Татаринцева, перехватив его сочувственный взгляд, грустно усмехнулась.
— Изменилась? Жизнь оказалась сложнее, чем я думала.
Она в немногих словах рассказала о своей работе в тылу.
Рубанюк слушал с искренним участием, подробно расспросил о дочери.
— Хорошо, что у меня есть ребенок, — задумчиво сказала Татаринцева. — Какая это радость — ребенок! А первое время я не так думала. Знаете, товарищ генерал, что мне один старик сказал?

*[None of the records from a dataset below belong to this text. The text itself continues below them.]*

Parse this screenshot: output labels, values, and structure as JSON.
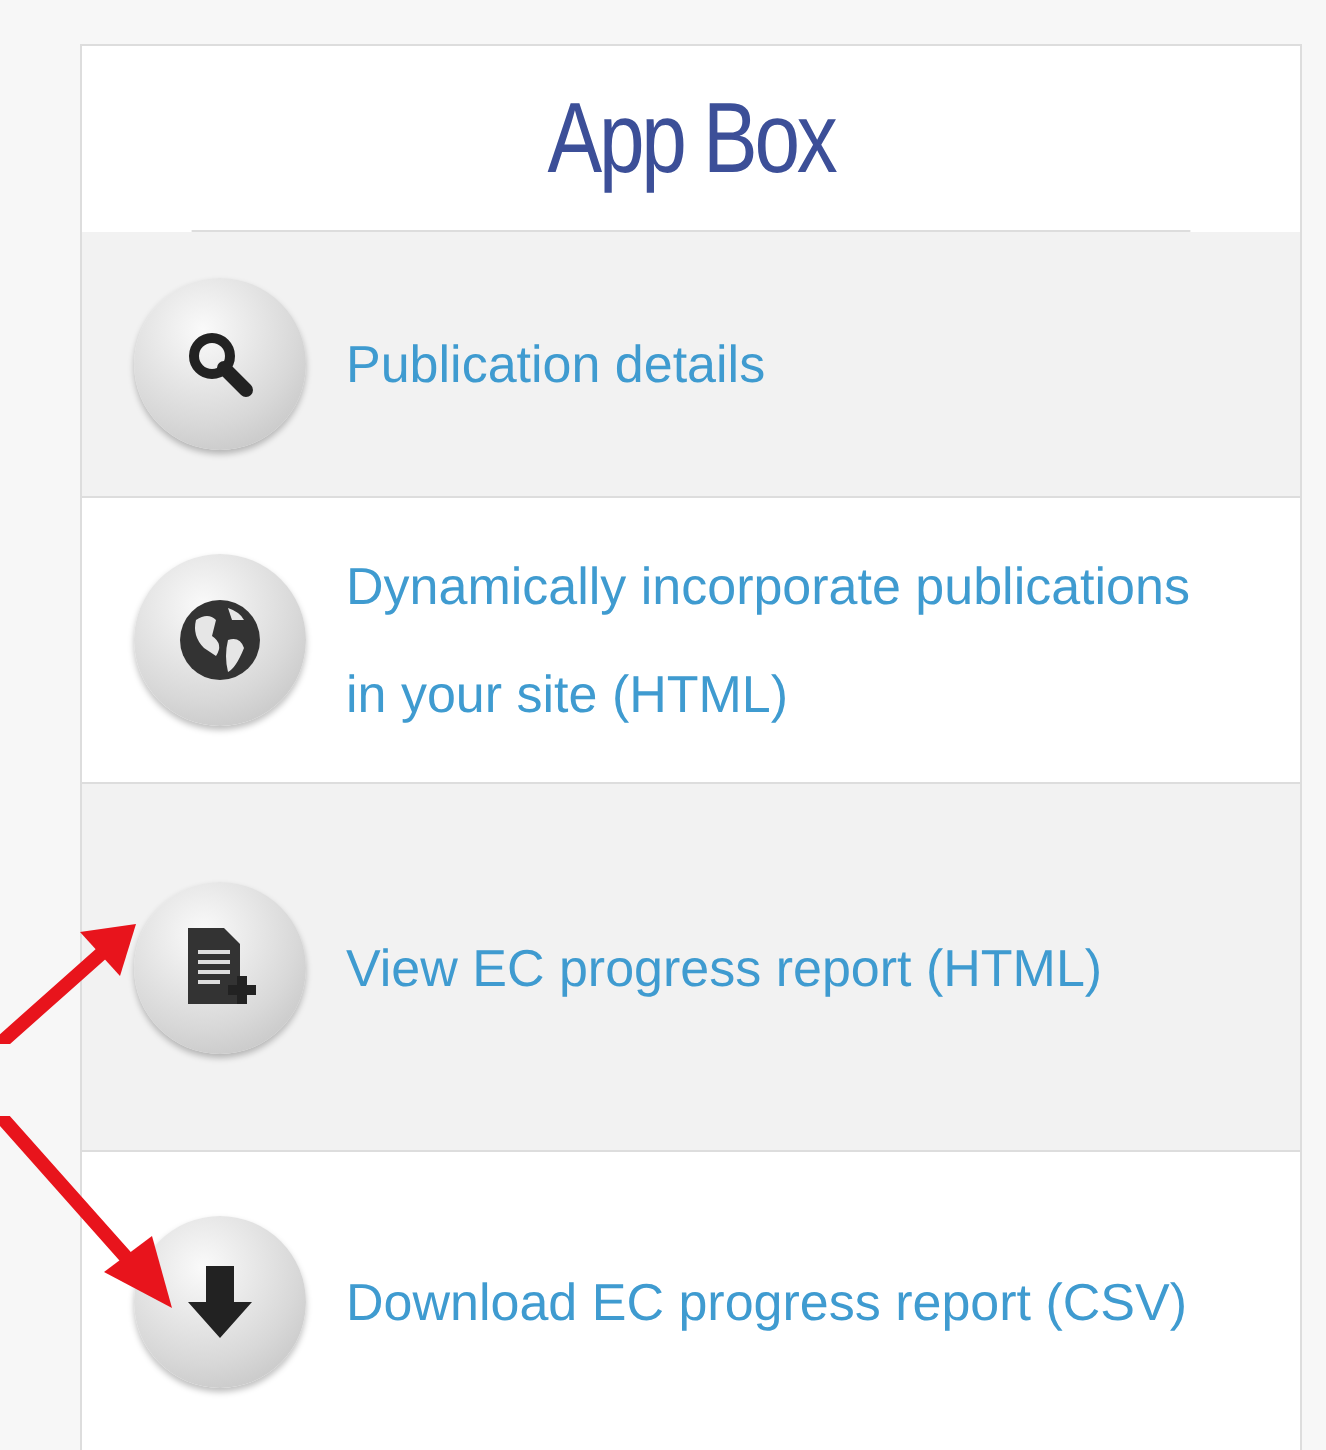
{
  "panel": {
    "title": "App Box",
    "rows": [
      {
        "kind": "search",
        "label": "Publication details",
        "highlighted": false
      },
      {
        "kind": "globe",
        "label": "Dynamically incorporate publications in your site (HTML)",
        "highlighted": false
      },
      {
        "kind": "document-add",
        "label": "View EC progress report (HTML)",
        "highlighted": true
      },
      {
        "kind": "download",
        "label": "Download EC progress report (CSV)",
        "highlighted": true
      }
    ]
  }
}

Запомнились его слова… Мы у него на квартире со Светланкой жили… «Так хотелось иметь детей, — говорю ему, — а теперь жалею. Не ко времени. Война…» А он мне: «Милая, если б сказать всем, что детей ни у кого больше не будет, и воевать бросили бы. Для детей, милая, воюем…»
— Очень мудрые слова.
— А о ваших ничего не слышно?
— Пока ничего.
— Отыщутся. Все будет хорошо.
Ивана Остаповича вызывали к телефону, и Алла поднялась.
— Хочу Оксану разыскать.
— Найдите хозяйство Лукьяновича. Она там.
Оксана с Машенькой сидели возле шалаша, только что построенного из жердей и сосновых веток.

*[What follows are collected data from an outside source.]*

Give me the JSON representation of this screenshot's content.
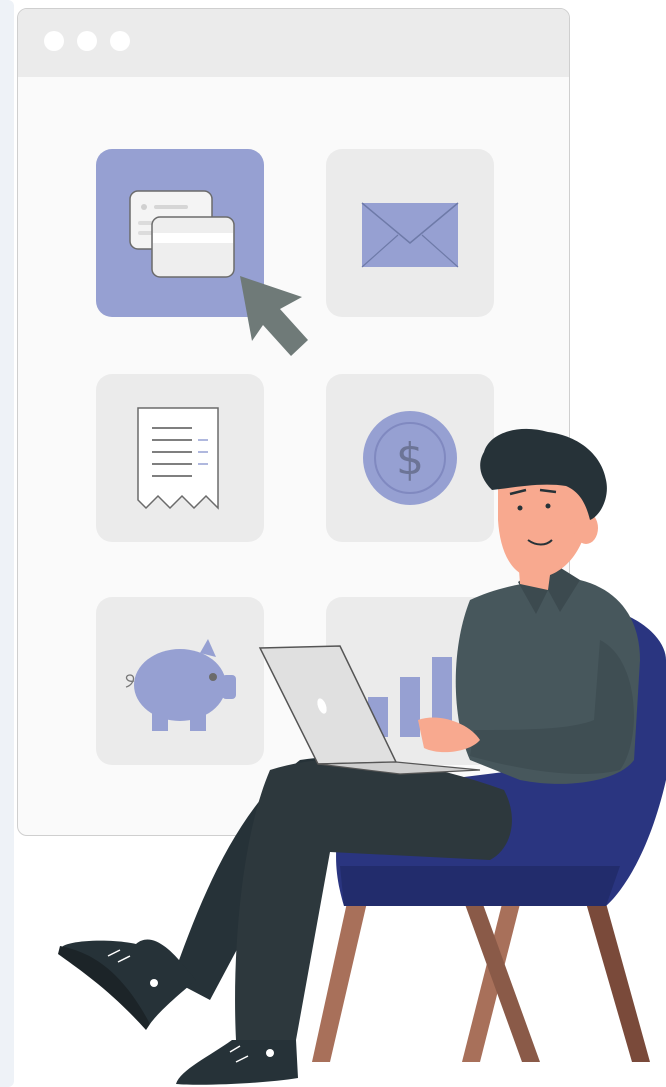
{
  "window": {
    "controls": [
      "window-dot-1",
      "window-dot-2",
      "window-dot-3"
    ]
  },
  "tiles": [
    {
      "icon": "payment-cards-icon",
      "selected": true
    },
    {
      "icon": "envelope-icon",
      "selected": false
    },
    {
      "icon": "receipt-icon",
      "selected": false
    },
    {
      "icon": "dollar-coin-icon",
      "selected": false
    },
    {
      "icon": "piggy-bank-icon",
      "selected": false
    },
    {
      "icon": "bar-chart-icon",
      "selected": false
    }
  ],
  "colors": {
    "accent": "#96a0d2",
    "tile": "#ebebeb",
    "window": "#fafafa",
    "titlebar": "#ebebeb",
    "cursor": "#6f7a78",
    "shirt": "#47575c",
    "pants": "#263238",
    "skin": "#f8a98f",
    "hair": "#263238",
    "chair": "#2a3580",
    "chair_legs": "#a8705a"
  },
  "illustration": {
    "subject": "man-using-laptop",
    "seat": "armchair"
  }
}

Девушки-снайперы отдыхали. Кроме Марии, которой пришлось дежурить, все спали.
Только что письмоносец принес письма; Оксана получила от Петра, Машенька — из дому, от матери.
— Что тебе пишут, Оксаночка? — поинтересовалась Мария после того, как перечитала свое письмо. — От мужа, наверно?
— От Петра. Хочешь прочесть? Тут и о тебе есть.
Оксана протянула письмо. Мария читала вслух; машинально вертя пальцами кончик своего мягкого локона:
«Моя далекая и родная Оксана! Третий раз вынимаю из сумки этот листок бумаги, чтобы написать тебе, и все не удается. Честно признаться, у нас „жарко“. Мы освобождаем от врага одно селение за другим, на душе все дни большой праздник, и только одно омрачает: нет рядом тебя и я не могу делиться с тобой всем, что вижу и что чувствую.
Когда выпадает возможность часок-два соснуть, я, засыпая, думаю о тебе, вспоминаю малейшие подробности тех часов, что мы были вместе, и чувствую, что люблю тебя все больше и все сильнее.
Все мои товарищи просили передать тебе привет. Поздравь нас всех: мы теперь гвардейцы! Увидишь брата, скажи, что письмо его получил и ответил ему. Передай привет всем своим дивчатам и особо — Машеньке Назаровой. Дружите ли вы? Она хорошая искренняя девушка!»
Мария вложила листок в конверт.
— Ты ему пиши чаще, — сказала она.
Оксана спрятала письмо в карман гимнастерки, несколько секунд испытующе смотрела на Марию. Девушка подметила, как ее полные, слегка потрескавшиеся губы вздрагивают в сдерживаемой улыбке.
— Ты что? — спросила она, тоже улыбаясь.
— Какие отношения были у тебя с Петром?
— Самые дружеские… Почему ты об этом спрашиваешь?
— Он всегда так отзывается о тебе. В каждом письме…
— Я его когда-то стихами развлекала… Когда он ранен был.
— Знаю. Он рассказывал.
А о том, как ему в любви объяснялась, не говорил?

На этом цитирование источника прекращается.